İlk kez gördüğüm bu şiir daha da öncelerin,ilk gençlik, şiire ilk başlangıç
döneminin bir ürünü olmalı.
“Dağıtır saçlarını ve yalvarıp uzaktan
Mavi bir iklim gibi çağırır beni sesin
Tertemiz göklerinde dal dal erguvan açan
Rüyalarıma ışık ve özlem serpmektesin
Bir mayıs sabahını yaşayacak böcekler
Çılgın karanfillerle dolacak yeşil saksın
Ve sen bir fidan gibi yeşermiş olacaksın
Serin, çakıl yollarda kuşlar birikecekler.”
Son ilginç dize olmasa, bu şiirin bir ilk gençlik şiiri olarak bile Melih
Cevdet’in olduğundan kuşkulanabilirdim. (İnternet’te böyle karışıklıklar
olabiliyor çünkü.)
“Garip” üçlüsünün en az lirik şairidir Melih Cevdet.
Orhan Veli “Garip”öncesinde , Mehmet Ali Sel imzasıyla yayınlanan, bence çok
başarılı lirik şiirler yazmıştır.
Ne yazık ki kısa ömrünün son dönemlerinde yazdığı(“Akşama Doğru” vb.) kimi
şiirlerinde de lirik duyarlıklar eksik değildir.
Oktay Rifat’ın bütün dönemlerinde lirizmden çok uzak olmadığını düşünüyorum.
Buna karşın Melih Cevdet Anday, bütün dönemlerinde lirizmi kendinden uzak
tutmuştur.
Bunun sadece bir şiir anlayışı, bir yöntem seçimi mi, yoksa aynı zamanda bir
mizaç olgusu mu olduğu ayrıca irdelenebilir.
Fakat şairliğinin hiçbir döneminde lirizme yakın durmadığı yeterince açıktır.

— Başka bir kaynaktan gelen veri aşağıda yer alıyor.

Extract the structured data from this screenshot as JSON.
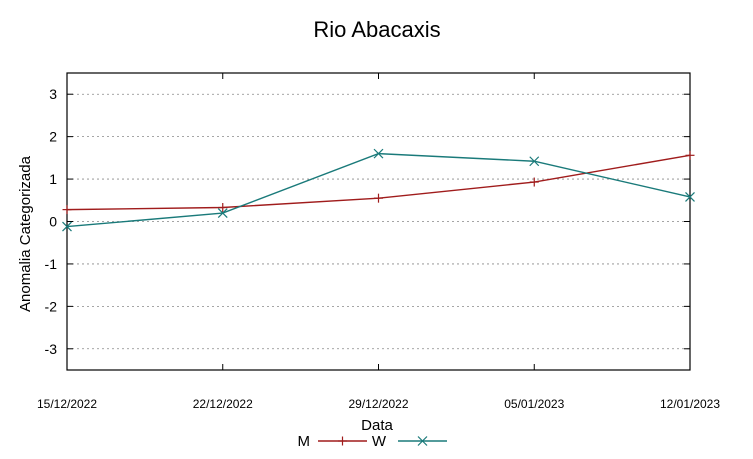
{
  "chart_data": {
    "type": "line",
    "title": "Rio Abacaxis",
    "xlabel": "Data",
    "ylabel": "Anomalia Categorizada",
    "x": [
      "15/12/2022",
      "22/12/2022",
      "29/12/2022",
      "05/01/2023",
      "12/01/2023"
    ],
    "ylim": [
      -3.5,
      3.5
    ],
    "yticks": [
      -3,
      -2,
      -1,
      0,
      1,
      2,
      3
    ],
    "grid": true,
    "legend_position": "bottom-center",
    "series": [
      {
        "name": "M",
        "values": [
          0.28,
          0.33,
          0.55,
          0.93,
          1.56
        ],
        "color": "#a01c1c",
        "marker": "plus"
      },
      {
        "name": "W",
        "values": [
          -0.12,
          0.2,
          1.6,
          1.42,
          0.58
        ],
        "color": "#1a7a7a",
        "marker": "cross"
      }
    ]
  }
}
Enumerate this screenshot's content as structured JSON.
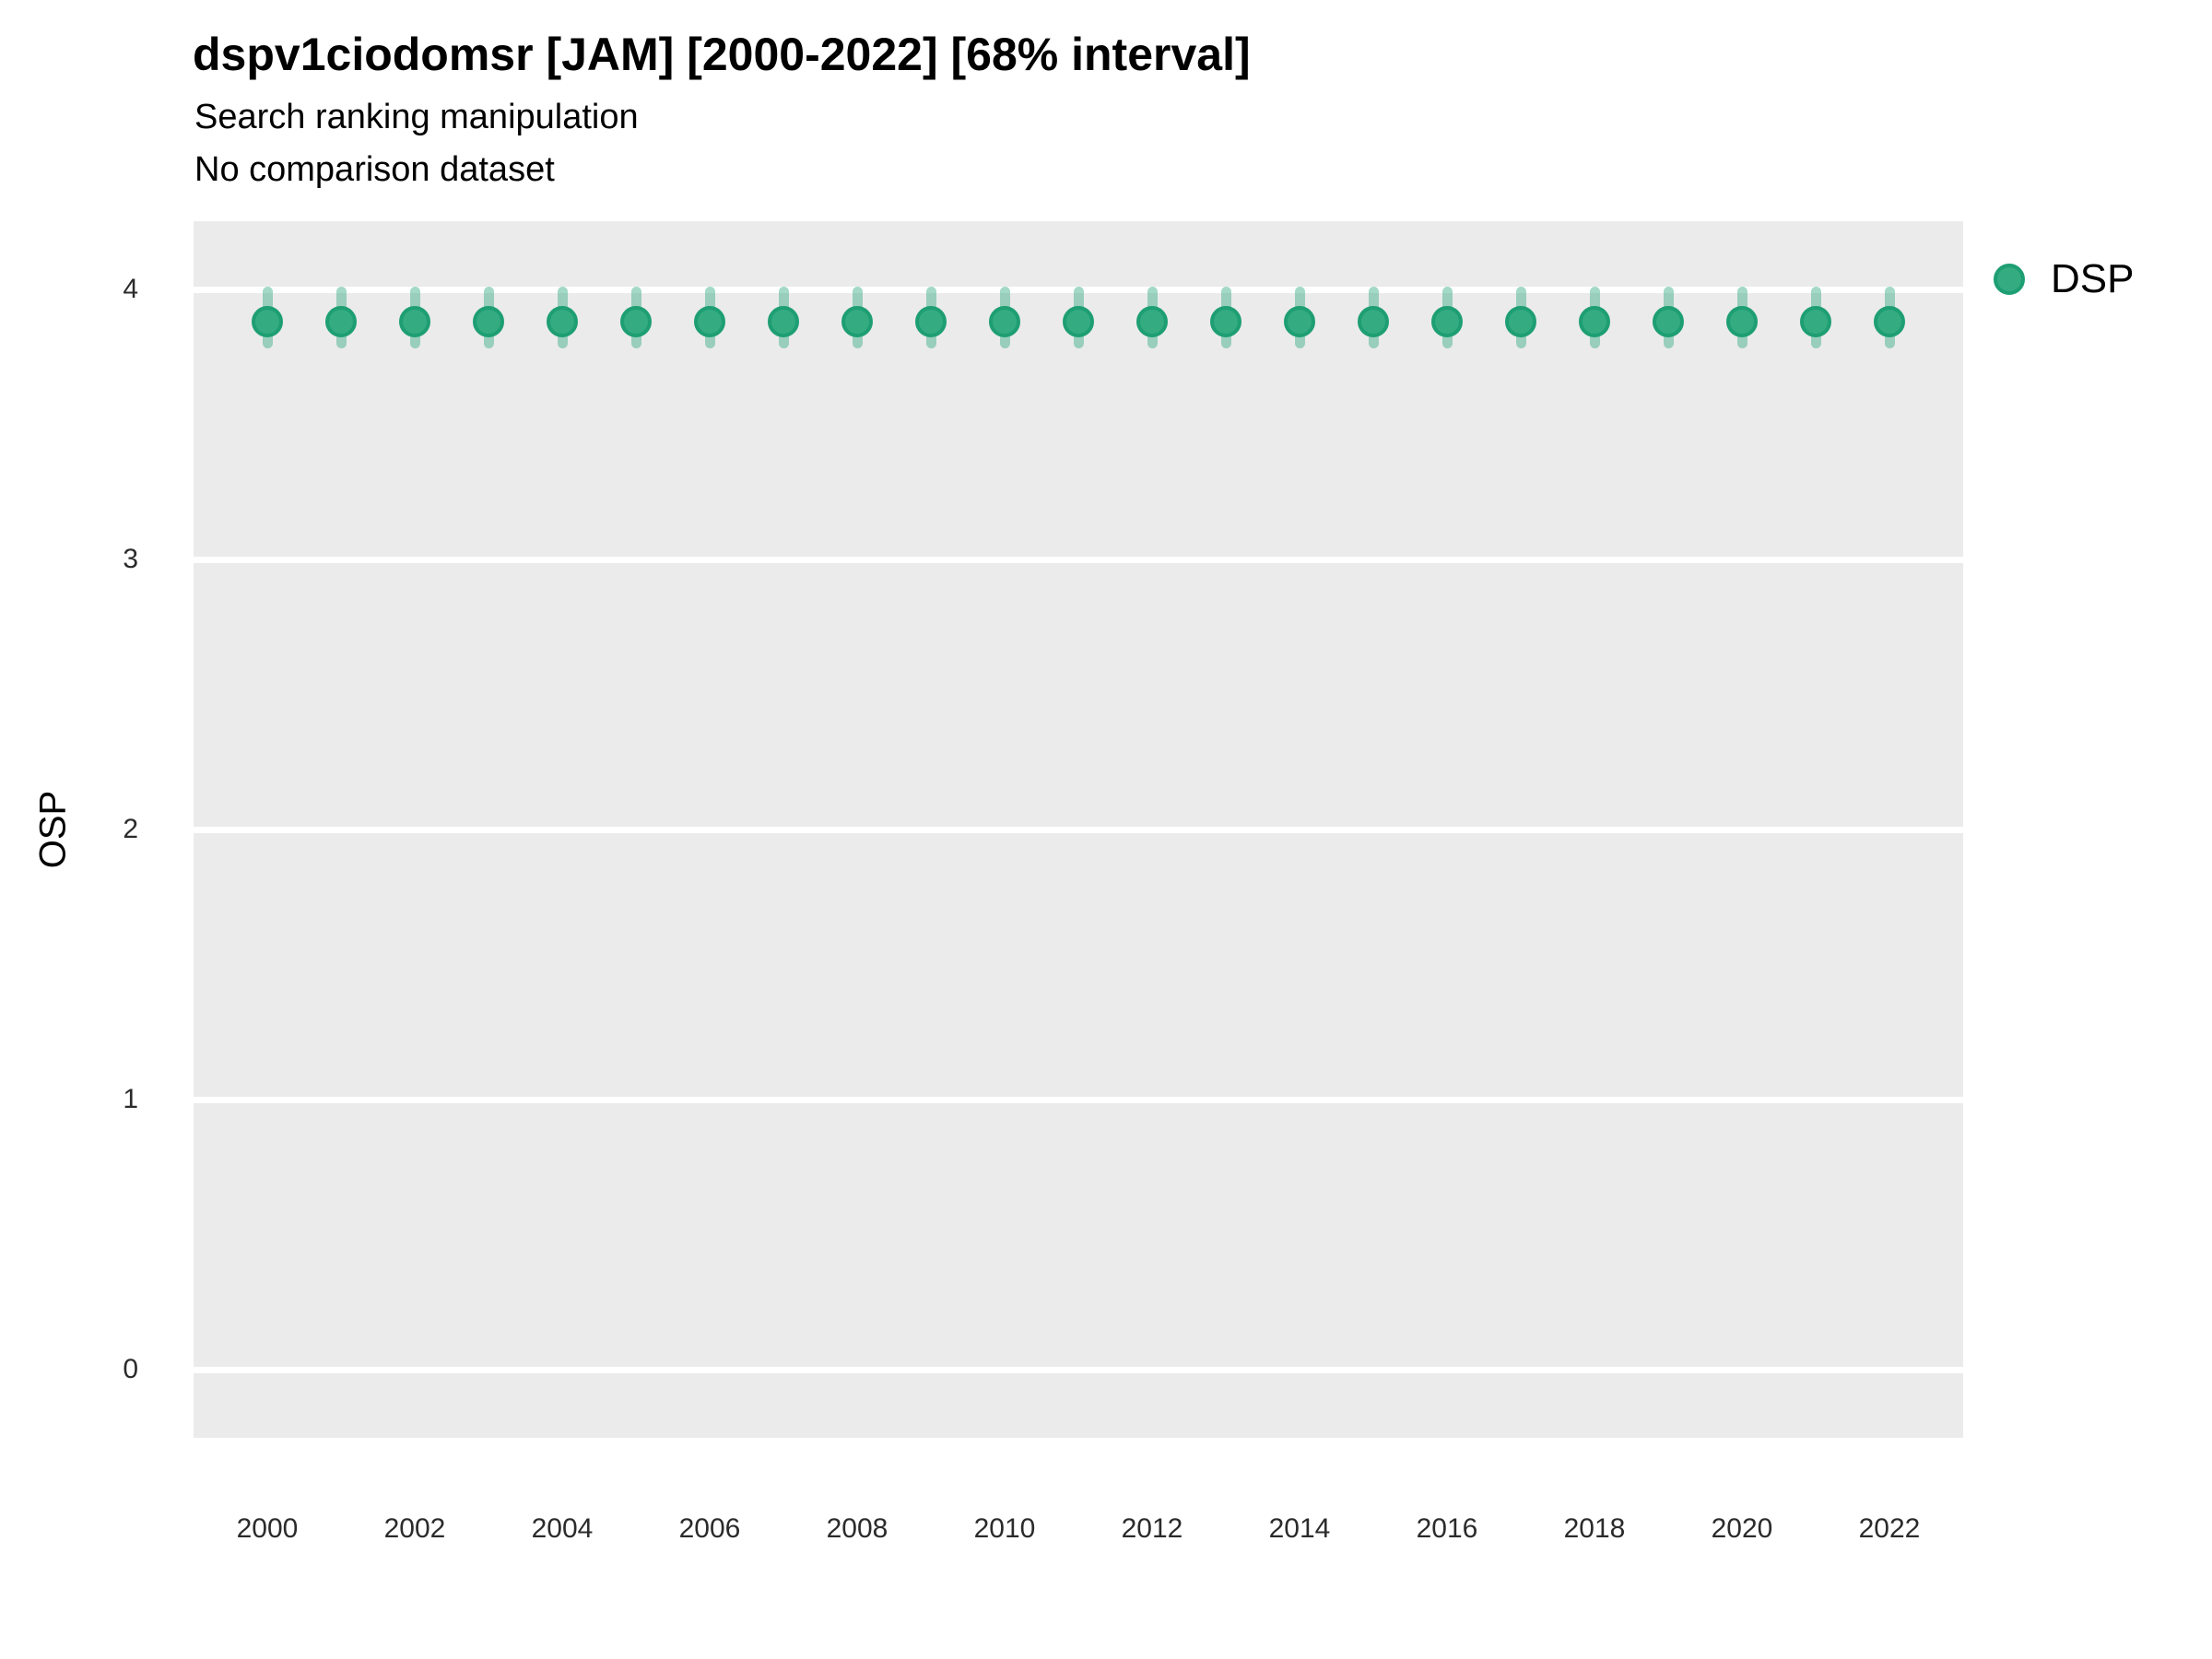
{
  "header": {
    "title": "dspv1ciodomsr [JAM] [2000-2022] [68% interval]",
    "subtitle_line1": "Search ranking manipulation",
    "subtitle_line2": "No comparison dataset"
  },
  "axes": {
    "y_label": "OSP",
    "y_ticks": [
      4,
      3,
      2,
      1,
      0
    ],
    "x_ticks": [
      2000,
      2002,
      2004,
      2006,
      2008,
      2010,
      2012,
      2014,
      2016,
      2018,
      2020,
      2022
    ]
  },
  "legend": {
    "label": "DSP",
    "dot_fill": "#34ab81",
    "dot_stroke": "#1e9e73"
  },
  "colors": {
    "panel_bg": "#ebebeb",
    "gridline": "#ffffff",
    "point_fill": "#34ab81",
    "point_stroke": "#1e9e73",
    "interval_fill": "rgba(52, 171, 129, 0.45)",
    "tick_text": "#2b2b2b",
    "title_text": "#000000"
  },
  "chart_data": {
    "type": "scatter",
    "subtype": "pointrange",
    "title": "dspv1ciodomsr [JAM] [2000-2022] [68% interval]",
    "subtitle": [
      "Search ranking manipulation",
      "No comparison dataset"
    ],
    "xlabel": "",
    "ylabel": "OSP",
    "interval_label": "68% interval",
    "xlim": [
      1999,
      2023
    ],
    "ylim": [
      -0.25,
      4.27
    ],
    "x_tick_step": 2,
    "grid": "major-horizontal-only",
    "legend_position": "right-top",
    "series": [
      {
        "name": "DSP",
        "x": [
          2000,
          2001,
          2002,
          2003,
          2004,
          2005,
          2006,
          2007,
          2008,
          2009,
          2010,
          2011,
          2012,
          2013,
          2014,
          2015,
          2016,
          2017,
          2018,
          2019,
          2020,
          2021,
          2022
        ],
        "y": [
          3.88,
          3.88,
          3.88,
          3.88,
          3.88,
          3.88,
          3.88,
          3.88,
          3.88,
          3.88,
          3.88,
          3.88,
          3.88,
          3.88,
          3.88,
          3.88,
          3.88,
          3.88,
          3.88,
          3.88,
          3.88,
          3.88,
          3.88
        ],
        "y_lo": [
          3.78,
          3.78,
          3.78,
          3.78,
          3.78,
          3.78,
          3.78,
          3.78,
          3.78,
          3.78,
          3.78,
          3.78,
          3.78,
          3.78,
          3.78,
          3.78,
          3.78,
          3.78,
          3.78,
          3.78,
          3.78,
          3.78,
          3.78
        ],
        "y_hi": [
          4.01,
          4.01,
          4.01,
          4.01,
          4.01,
          4.01,
          4.01,
          4.01,
          4.01,
          4.01,
          4.01,
          4.01,
          4.01,
          4.01,
          4.01,
          4.01,
          4.01,
          4.01,
          4.01,
          4.01,
          4.01,
          4.01,
          4.01
        ]
      }
    ]
  }
}
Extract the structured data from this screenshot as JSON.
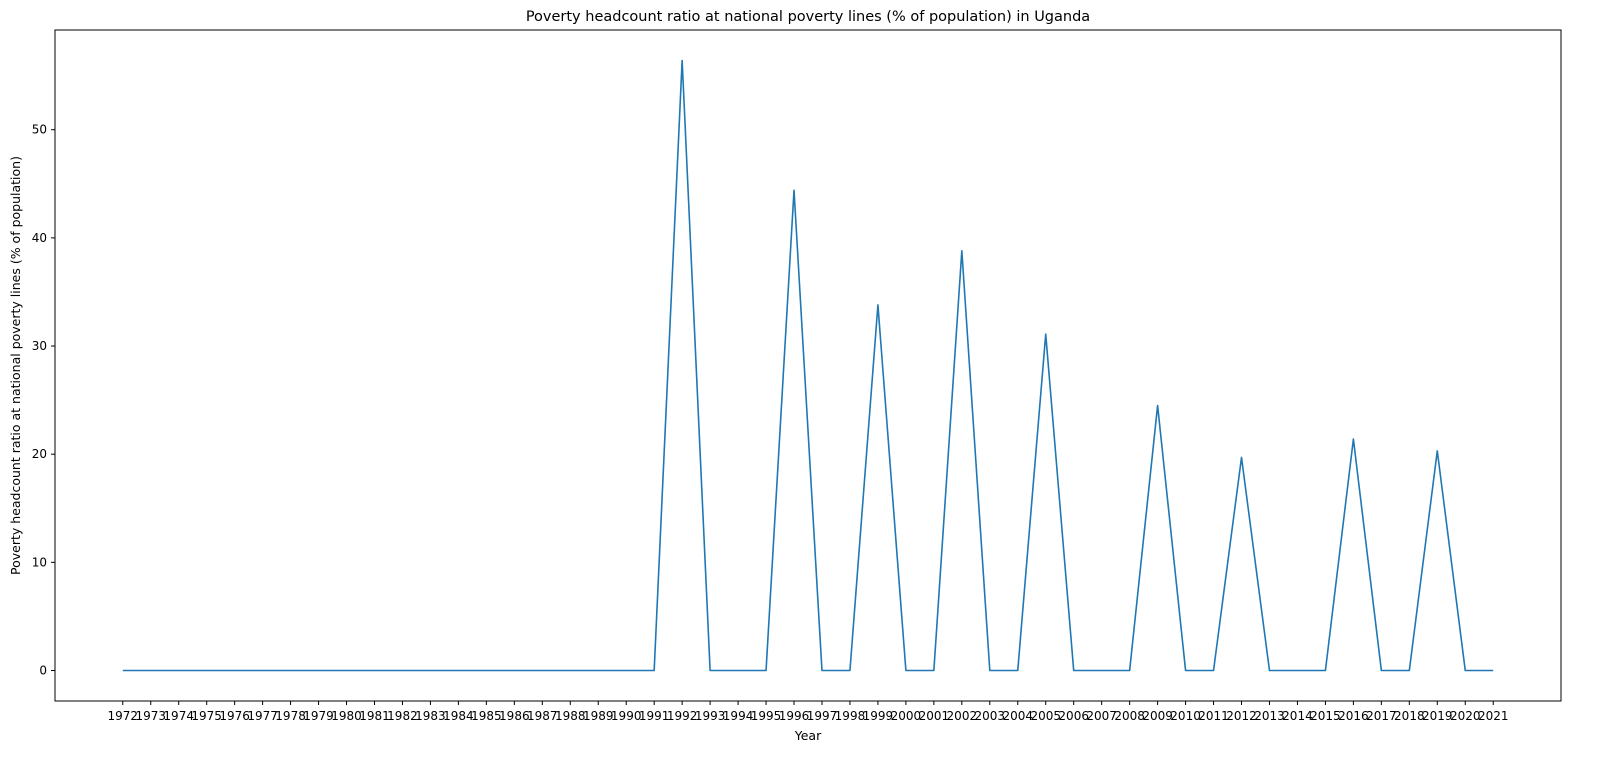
{
  "chart_data": {
    "type": "line",
    "title": "Poverty headcount ratio at national poverty lines (% of population) in Uganda",
    "xlabel": "Year",
    "ylabel": "Poverty headcount ratio at national poverty lines (% of population)",
    "x": [
      "1972",
      "1973",
      "1974",
      "1975",
      "1976",
      "1977",
      "1978",
      "1979",
      "1980",
      "1981",
      "1982",
      "1983",
      "1984",
      "1985",
      "1986",
      "1987",
      "1988",
      "1989",
      "1990",
      "1991",
      "1992",
      "1993",
      "1994",
      "1995",
      "1996",
      "1997",
      "1998",
      "1999",
      "2000",
      "2001",
      "2002",
      "2003",
      "2004",
      "2005",
      "2006",
      "2007",
      "2008",
      "2009",
      "2010",
      "2011",
      "2012",
      "2013",
      "2014",
      "2015",
      "2016",
      "2017",
      "2018",
      "2019",
      "2020",
      "2021"
    ],
    "series": [
      {
        "values": [
          0,
          0,
          0,
          0,
          0,
          0,
          0,
          0,
          0,
          0,
          0,
          0,
          0,
          0,
          0,
          0,
          0,
          0,
          0,
          0,
          56.4,
          0,
          0,
          0,
          44.4,
          0,
          0,
          33.8,
          0,
          0,
          38.8,
          0,
          0,
          31.1,
          0,
          0,
          0,
          24.5,
          0,
          0,
          19.7,
          0,
          0,
          0,
          21.4,
          0,
          0,
          20.3,
          0,
          0
        ],
        "color": "#1f77b4"
      }
    ],
    "yticks": [
      0,
      10,
      20,
      30,
      40,
      50
    ],
    "ylim": [
      -2.82,
      59.22
    ],
    "grid": false,
    "legend": "none"
  }
}
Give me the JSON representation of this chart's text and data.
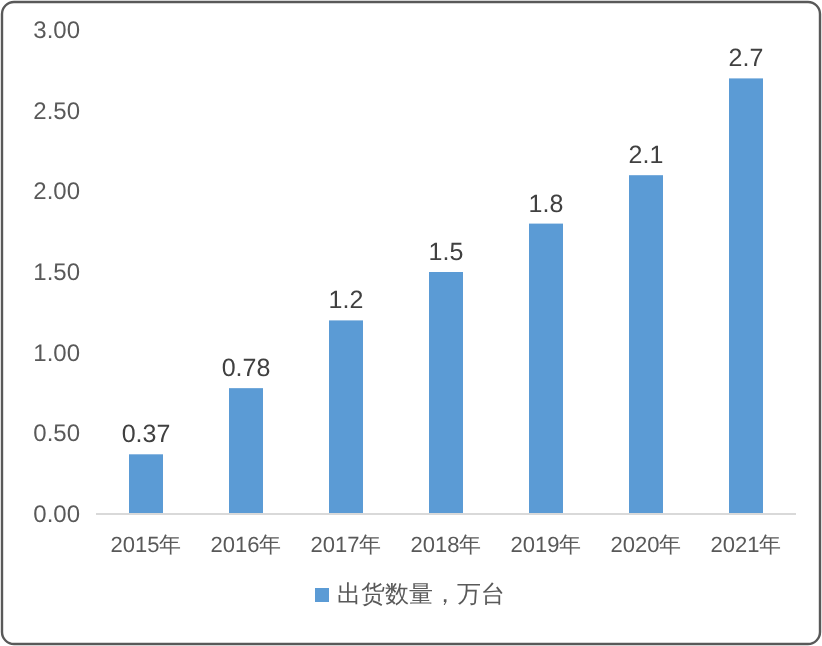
{
  "chart_data": {
    "type": "bar",
    "categories": [
      "2015年",
      "2016年",
      "2017年",
      "2018年",
      "2019年",
      "2020年",
      "2021年"
    ],
    "series": [
      {
        "name": "出货数量，万台",
        "color": "#5b9bd5",
        "values": [
          0.37,
          0.78,
          1.2,
          1.5,
          1.8,
          2.1,
          2.7
        ]
      }
    ],
    "ylim": [
      0,
      3
    ],
    "yticks": [
      {
        "value": 0,
        "label": "0.00"
      },
      {
        "value": 0.5,
        "label": "0.50"
      },
      {
        "value": 1,
        "label": "1.00"
      },
      {
        "value": 1.5,
        "label": "1.50"
      },
      {
        "value": 2,
        "label": "2.00"
      },
      {
        "value": 2.5,
        "label": "2.50"
      },
      {
        "value": 3,
        "label": "3.00"
      }
    ],
    "data_labels": true,
    "grid": false,
    "legend": "bottom"
  }
}
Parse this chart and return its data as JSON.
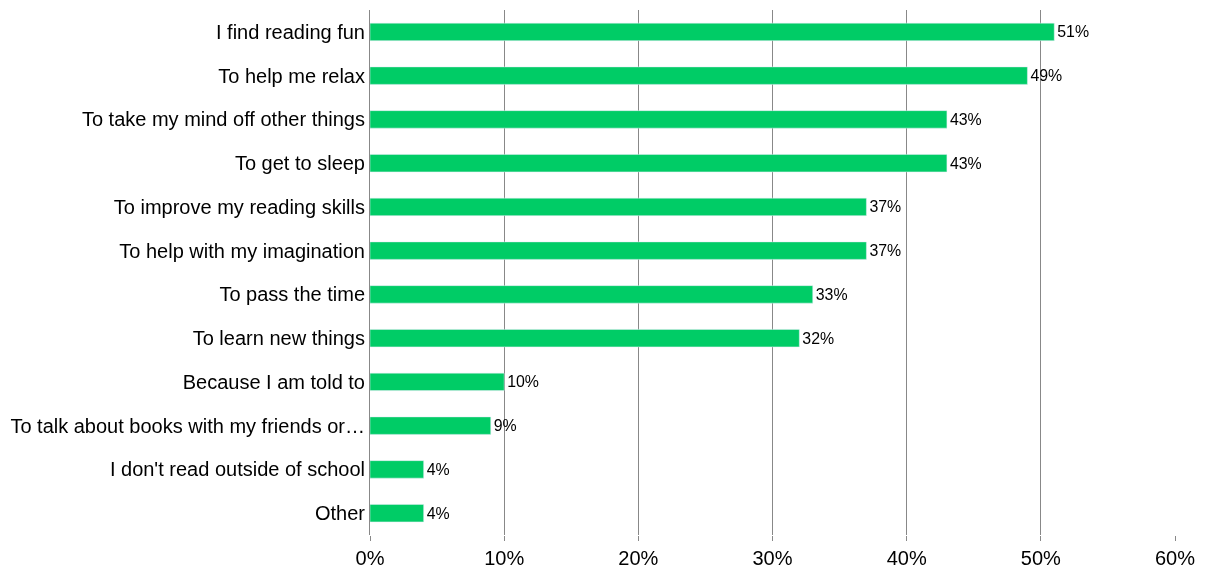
{
  "chart_data": {
    "type": "bar",
    "orientation": "horizontal",
    "categories": [
      "I find reading fun",
      "To help me relax",
      "To take my mind off other things",
      "To get to sleep",
      "To improve my reading skills",
      "To help with my imagination",
      "To pass the time",
      "To learn new things",
      "Because I am told to",
      "To talk about books with my friends or…",
      "I don't read outside of school",
      "Other"
    ],
    "values": [
      51,
      49,
      43,
      43,
      37,
      37,
      33,
      32,
      10,
      9,
      4,
      4
    ],
    "color": "#00cc66",
    "value_labels": [
      "51%",
      "49%",
      "43%",
      "43%",
      "37%",
      "37%",
      "33%",
      "32%",
      "10%",
      "9%",
      "4%",
      "4%"
    ],
    "xlim": [
      0,
      60
    ],
    "xticks": [
      {
        "value": 0,
        "label": "0%"
      },
      {
        "value": 10,
        "label": "10%"
      },
      {
        "value": 20,
        "label": "20%"
      },
      {
        "value": 30,
        "label": "30%"
      },
      {
        "value": 40,
        "label": "40%"
      },
      {
        "value": 50,
        "label": "50%"
      },
      {
        "value": 60,
        "label": "60%"
      }
    ],
    "grid": "x",
    "legend": false
  }
}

Melih Cevdet Anday, yaratıcılığının bütün dönemlerinde bir düşünce şairi kimliği
gösteriyor.
Fakat bu “düşünce”nin başlangıçtan sona geçirdiği evrim süreçleri hem baş
döndürücü, hem şiir sanatı bakımından okul değerindedir.
Şiirinin en baştan en sona değişmez izleklerinden “ölüm”kavramının izini
sürelim…
Bu kavramın işlendiği ilk örneklerden biri olan “Ölmüş Bir Arkadaştan Mektup”,
“Garip” dönemi, ya da 40’lı yıllar şiirimizin(günlük konuşma dili rahatlığında
söylenmiş, alaysama ve şaşırtmaca öğeleri de taşıyan) sıradan sayılabilecek
örneklerinden biridir:
Eskisi gibi yaşıyorum
Gezerek, düşünerek..
Yalnız biletsiz biniyorum vapura, trene
Pazarlıksız alış veriş ediyorum.
Geceleri evimdeyim, rahatım yerinde
(Bir de sıkılınca pencereyi açabilsem)
Ah… başımı kaşımak, çiçek koparmak
El sıkmak istiyorum arada bir…
“Ölüm” adlı dört dizelik şiirin de ne zaman yazıldığını araştırmaya şu anda
olanağım yok. Fakat “Garip” döneminin söyleyiş tadını taşıyor olsa da, bu şiirde
kavramsaldan imgeye, ya da kavramsalın imgeye dönüştürülmesine yönelişin,
sonraki bir aşamanın ürünü ya da habercisi olduğu sanıyorum ki söylenebilir:
Maviyi anlarsın
Denizi anlarsın
Mavi denizi
Zor anlarsın
Melih Cevdet şiiri, giderek, tam da bu “kavramsal imgeye dönüştürülmesi
üzerinde yapılandırılacak ve ona, sanıyorum ki sadece bizim şiirimiz bakımından
değil, dünya şiiri ölçülerinde de özgünlüğünü ve saygınlığını kazandıracaktır.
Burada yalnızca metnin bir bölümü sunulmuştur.